Along with the street cred of having “Winner!” appear over your username on the website, there are a number of other “prizes” for both participants and winners. Free books and discounts on applications other than those with which you can write your novel. One motivator for me is the chance at three months of Evernote Premium.
If I can make it far enough to actually finish a complete novel this year, NaNoWriMo will help with getting it published. There are platforms for self-publishing, how-tos, and a forum entitled “Novel Draft Aftercare” with discussion threads for everything from writing scams to editing timelines.
Nearly all the pleasures of doing NaNoWriMo have opposing pains.
Anyone who’s ever gotten involved in online forums before knows that while they can be helpful, they can also turn into black holes. If I get into the conversations in too many forums, there is little time left for me to compose.
Speaking of the forums, while I am likely to get some great advice, I am just as likely to get some really poor advice. I am experienced enough to know the good from the bad, but newer participants must be wary of the spammy advice that is sometimes offered in the forums.
Some regions aren’t lucky enough to have Municipal Liaisons as energetic and connected as the ones I’ve had. Unfortunately, many a region goes without an ML or has an ML that never coordinates activities like Halloween Kick-Off Parties. This is unfortunate, as I value the friendships I’ve made through my home region.

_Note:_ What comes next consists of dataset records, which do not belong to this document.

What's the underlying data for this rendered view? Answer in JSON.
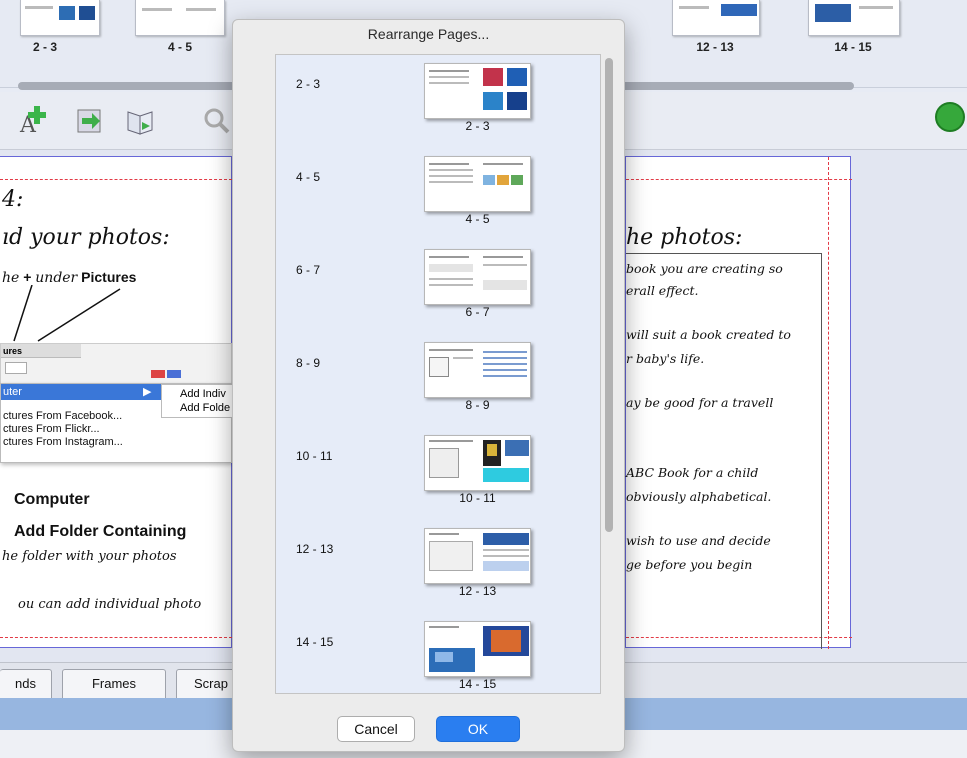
{
  "top_strip": {
    "spreads": [
      "2 - 3",
      "4 - 5",
      "12 - 13",
      "14 - 15"
    ]
  },
  "left_page": {
    "step": "4:",
    "heading": "ıd your photos:",
    "line1_a": "he",
    "line1_plus": "+",
    "line1_b": "under",
    "line1_bold": "Pictures",
    "snapshot_header": "ures",
    "menu_selected": "uter",
    "menu_items": [
      "ctures From Facebook...",
      "ctures From Flickr...",
      "ctures From Instagram..."
    ],
    "submenu_items": [
      "Add Indiv",
      "Add Folde"
    ],
    "computer": "Computer",
    "add_folder": "Add Folder Containing",
    "folder_line": "he folder with your photos",
    "individual_line": "ou can add individual photo"
  },
  "right_page": {
    "heading": "he photos:",
    "lines": [
      "book you are creating so",
      "erall effect.",
      "will suit a book created to",
      "r baby's life.",
      "ay be good for a travell",
      "ABC Book for a child",
      "obviously alphabetical.",
      "wish to use and decide",
      "ge before you begin"
    ]
  },
  "dialog": {
    "title": "Rearrange Pages...",
    "rows": [
      {
        "label": "2 - 3",
        "caption": "2 - 3"
      },
      {
        "label": "4 - 5",
        "caption": "4 - 5"
      },
      {
        "label": "6 - 7",
        "caption": "6 - 7"
      },
      {
        "label": "8 - 9",
        "caption": "8 - 9"
      },
      {
        "label": "10 - 11",
        "caption": "10 - 11"
      },
      {
        "label": "12 - 13",
        "caption": "12 - 13"
      },
      {
        "label": "14 - 15",
        "caption": "14 - 15"
      }
    ],
    "cancel": "Cancel",
    "ok": "OK"
  },
  "tabs": [
    "nds",
    "Frames",
    "Scrap"
  ],
  "colors": {
    "accent_blue": "#2a7ef0",
    "guide_red": "#e23a46",
    "page_border": "#6767d8"
  }
}
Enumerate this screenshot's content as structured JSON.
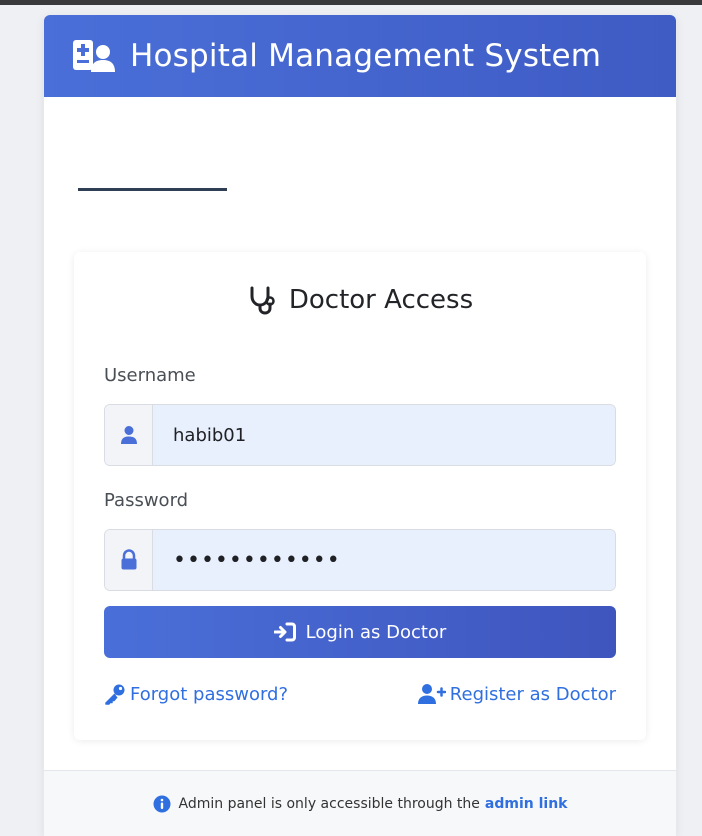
{
  "header": {
    "title": "Hospital Management System",
    "icon": "hospital-user-icon"
  },
  "login": {
    "title": "Doctor Access",
    "title_icon": "stethoscope-icon",
    "username_label": "Username",
    "username_value": "habib01",
    "username_icon": "user-icon",
    "password_label": "Password",
    "password_value": "••••••••••••",
    "password_icon": "lock-icon",
    "login_button": "Login as Doctor",
    "forgot_link": "Forgot password?",
    "register_link": "Register as Doctor"
  },
  "footer": {
    "text": "Admin panel is only accessible through the",
    "admin_link": "admin link"
  },
  "colors": {
    "primary": "#4a6fd8",
    "link": "#2f6fe0",
    "input_bg": "#e8f0fe"
  }
}
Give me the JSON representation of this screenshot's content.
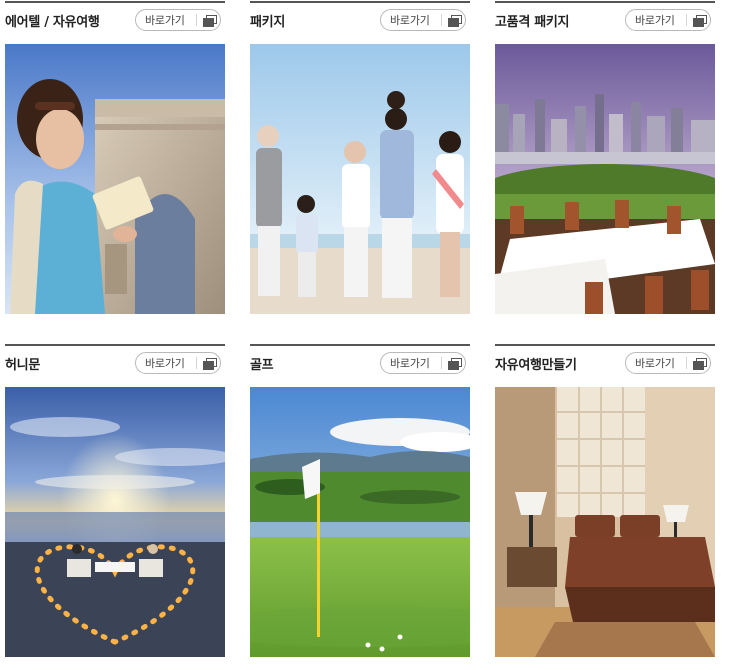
{
  "cards": [
    {
      "title": "에어텔 / 자유여행",
      "button": "바로가기"
    },
    {
      "title": "패키지",
      "button": "바로가기"
    },
    {
      "title": "고품격 패키지",
      "button": "바로가기"
    },
    {
      "title": "허니문",
      "button": "바로가기"
    },
    {
      "title": "골프",
      "button": "바로가기"
    },
    {
      "title": "자유여행만들기",
      "button": "바로가기"
    }
  ]
}
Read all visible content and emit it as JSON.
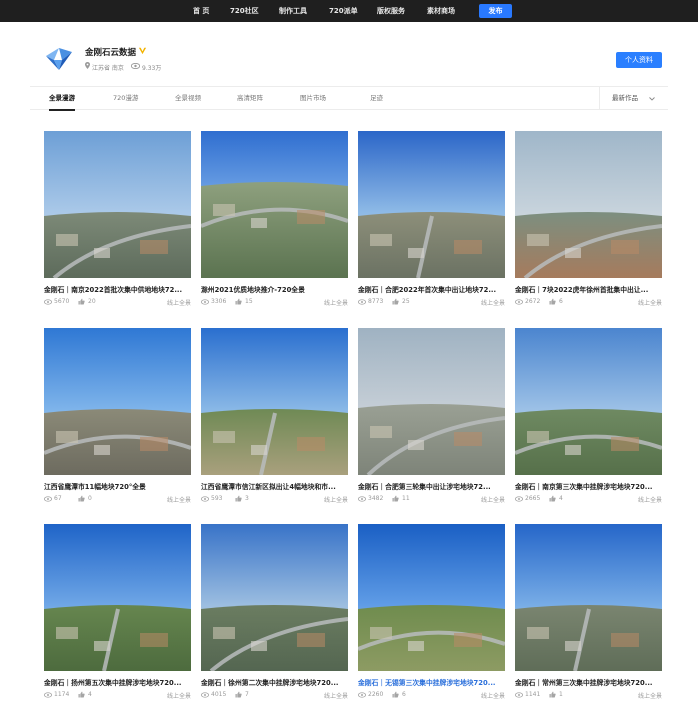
{
  "nav": {
    "items": [
      "首 页",
      "720社区",
      "制作工具",
      "720派单",
      "版权服务",
      "素材商场"
    ],
    "publish": "发布"
  },
  "profile": {
    "name": "金刚石云数据",
    "location": "江苏省 南京",
    "views": "9.33万",
    "button": "个人资料"
  },
  "tabs": {
    "items": [
      "全景漫游",
      "720漫游",
      "全景视频",
      "高清矩阵",
      "图片市场",
      "足迹"
    ],
    "sort": "最新作品"
  },
  "cards": [
    {
      "title": "金刚石｜南京2022首批次集中供地地块72...",
      "views": "5670",
      "likes": "20",
      "tag": "线上全景"
    },
    {
      "title": "滁州2021优质地块推介-720全景",
      "views": "3306",
      "likes": "15",
      "tag": "线上全景"
    },
    {
      "title": "金刚石｜合肥2022年首次集中出让地块72...",
      "views": "8773",
      "likes": "25",
      "tag": "线上全景"
    },
    {
      "title": "金刚石｜7块2022虎年徐州首批集中出让...",
      "views": "2672",
      "likes": "6",
      "tag": "线上全景"
    },
    {
      "title": "江西省鹰潭市11幅地块720°全景",
      "views": "67",
      "likes": "0",
      "tag": "线上全景"
    },
    {
      "title": "江西省鹰潭市信江新区拟出让4幅地块和市...",
      "views": "593",
      "likes": "3",
      "tag": "线上全景"
    },
    {
      "title": "金刚石｜合肥第三轮集中出让涉宅地块72...",
      "views": "3482",
      "likes": "11",
      "tag": "线上全景"
    },
    {
      "title": "金刚石｜南京第三次集中挂牌涉宅地块720...",
      "views": "2665",
      "likes": "4",
      "tag": "线上全景"
    },
    {
      "title": "金刚石｜扬州第五次集中挂牌涉宅地块720...",
      "views": "1174",
      "likes": "4",
      "tag": "线上全景"
    },
    {
      "title": "金刚石｜徐州第二次集中挂牌涉宅地块720...",
      "views": "4015",
      "likes": "7",
      "tag": "线上全景"
    },
    {
      "title": "金刚石｜无锡第三次集中挂牌涉宅地块720...",
      "views": "2260",
      "likes": "6",
      "tag": "线上全景"
    },
    {
      "title": "金刚石｜常州第三次集中挂牌涉宅地块720...",
      "views": "1141",
      "likes": "1",
      "tag": "线上全景"
    }
  ],
  "colors": {
    "accent": "#2a7fff",
    "nav_bg": "#1f1f1f",
    "title_highlight": "#2a6fdb"
  },
  "icons": {
    "location": "location-pin-icon",
    "views": "eye-icon",
    "likes": "thumbs-up-icon",
    "verified": "verified-v-icon",
    "sort": "chevron-down-icon"
  }
}
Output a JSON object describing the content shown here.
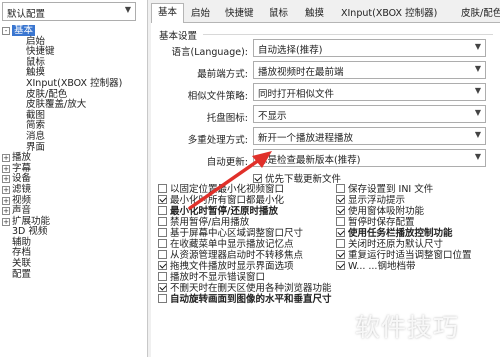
{
  "profile": {
    "value": "默认配置"
  },
  "tree": [
    {
      "label": "基本",
      "level": 0,
      "toggle": "-",
      "selected": true
    },
    {
      "label": "启始",
      "level": 1
    },
    {
      "label": "快捷键",
      "level": 1
    },
    {
      "label": "鼠标",
      "level": 1
    },
    {
      "label": "触摸",
      "level": 1
    },
    {
      "label": "XInput(XBOX 控制器)",
      "level": 1
    },
    {
      "label": "皮肤/配色",
      "level": 1
    },
    {
      "label": "皮肤覆盖/放大",
      "level": 1
    },
    {
      "label": "截图",
      "level": 1
    },
    {
      "label": "简索",
      "level": 1
    },
    {
      "label": "消息",
      "level": 1
    },
    {
      "label": "界面",
      "level": 1
    },
    {
      "label": "播放",
      "level": 0,
      "toggle": "+"
    },
    {
      "label": "字幕",
      "level": 0,
      "toggle": "+"
    },
    {
      "label": "设备",
      "level": 0,
      "toggle": "+"
    },
    {
      "label": "滤镜",
      "level": 0,
      "toggle": "+"
    },
    {
      "label": "视频",
      "level": 0,
      "toggle": "+"
    },
    {
      "label": "声音",
      "level": 0,
      "toggle": "+"
    },
    {
      "label": "扩展功能",
      "level": 0,
      "toggle": "+"
    },
    {
      "label": "3D 视频",
      "level": 0
    },
    {
      "label": "辅助",
      "level": 0
    },
    {
      "label": "存档",
      "level": 0
    },
    {
      "label": "关联",
      "level": 0
    },
    {
      "label": "配置",
      "level": 0
    }
  ],
  "tabs": [
    "基本",
    "启始",
    "快捷键",
    "鼠标",
    "触摸",
    "XInput(XBOX 控制器)",
    "皮肤/配色"
  ],
  "group_title": "基本设置",
  "form": [
    {
      "label": "语言(Language):",
      "value": "自动选择(推荐)"
    },
    {
      "label": "最前端方式:",
      "value": "播放视频时在最前端"
    },
    {
      "label": "相似文件策略:",
      "value": "同时打开相似文件"
    },
    {
      "label": "托盘图标:",
      "value": "不显示"
    },
    {
      "label": "多重处理方式:",
      "value": "新开一个播放进程播放"
    },
    {
      "label": "自动更新:",
      "value": "总是检查最新版本(推荐)"
    }
  ],
  "auto_update_check": {
    "label": "优先下载更新文件",
    "checked": true
  },
  "options_left": [
    {
      "label": "以固定位置最小化视频窗口",
      "checked": false,
      "bold": false
    },
    {
      "label": "最小化时所有窗口都最小化",
      "checked": true,
      "bold": false
    },
    {
      "label": "最小化时暂停/还原时播放",
      "checked": false,
      "bold": true
    },
    {
      "label": "禁用暂停/启用播放",
      "checked": false,
      "bold": false
    },
    {
      "label": "基于屏幕中心区域调整窗口尺寸",
      "checked": false,
      "bold": false
    },
    {
      "label": "在收藏菜单中显示播放记忆点",
      "checked": false,
      "bold": false
    },
    {
      "label": "从资源管理器启动时不转移焦点",
      "checked": false,
      "bold": false
    },
    {
      "label": "拖拽文件播放时显示界面选项",
      "checked": true,
      "bold": false
    },
    {
      "label": "播放时不显示错误窗口",
      "checked": false,
      "bold": false
    },
    {
      "label": "不删天时在删天区使用各种浏览器功能",
      "checked": true,
      "bold": false
    },
    {
      "label": "自动旋转画面到图像的水平和垂直尺寸",
      "checked": false,
      "bold": true
    }
  ],
  "options_right": [
    {
      "label": "保存设置到 INI 文件",
      "checked": false,
      "bold": false
    },
    {
      "label": "显示浮动提示",
      "checked": true,
      "bold": false
    },
    {
      "label": "使用窗体吸附功能",
      "checked": true,
      "bold": false
    },
    {
      "label": "暂停时保存配置",
      "checked": false,
      "bold": false
    },
    {
      "label": "使用任务栏播放控制功能",
      "checked": true,
      "bold": true
    },
    {
      "label": "关闭时还原为默认尺寸",
      "checked": false,
      "bold": false
    },
    {
      "label": "重复运行时适当调整窗口位置",
      "checked": true,
      "bold": false
    },
    {
      "label": "W...  ...钢地档带",
      "checked": true,
      "bold": false
    }
  ],
  "watermark": "软件技巧",
  "colors": {
    "selection": "#3a76d0",
    "arrow": "#e0302a"
  }
}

And of course the fact that NaNoWriMo has given me a larger platform through which to critique my writing skills was more eye-opening than I anticipated.
Managing Editing Time
NaNoWriMo editors, authors, and creators encourage participants to sit down and write without editing. Competing in NaNoWriMo has helped me control the compulsion to self-edit, but it has also made me realize that it certainly is one. It’s not on the scale of Thomas Wolfe’s tendency to use his refrigerator as his desk, but it does affect my speed. After seven years of being a NaNo, my plots are clearer and I use fewer words, but I still self-edit. A lot.
My tendency to self-edit wreaks havoc on the greatest pain that is NaNoWriMo: time. Thirty days hath November. If I’ve planned my novel accordingly, I should be all right. Of course, I have to stop editing every other mistake I make and just try to make it to the end.
All the planning in the world, however, won’t help if the idea fizzles out. Many a writer has stated that there’s no such thing as a muse. I don’t believe that, and even though I have planned to my heart’s content, there have been a couple of years of NaNoWriMo when I just wasn’t feeling it, and I failed miserably.
The letdown of failing at NaNoWriMo is daunting in the shadow of successes like Gruen. The fact that her novel was turned into a movie starring Reese Witherspoon and Robert Pattinson can be inspirational—provided I win. If I don’t? It’s just all the more reason to hate myself in the morning.
One of my former students has already asked me if I’ll be doing NaNoWriMo again this year. I admitted to her that my one fear is that I’ll have finished my graduate program on October 31 and may not have the mental capacity to spend thirty days on 50,000 words. But it’s definitely worth it to start ticking away at the keyboard.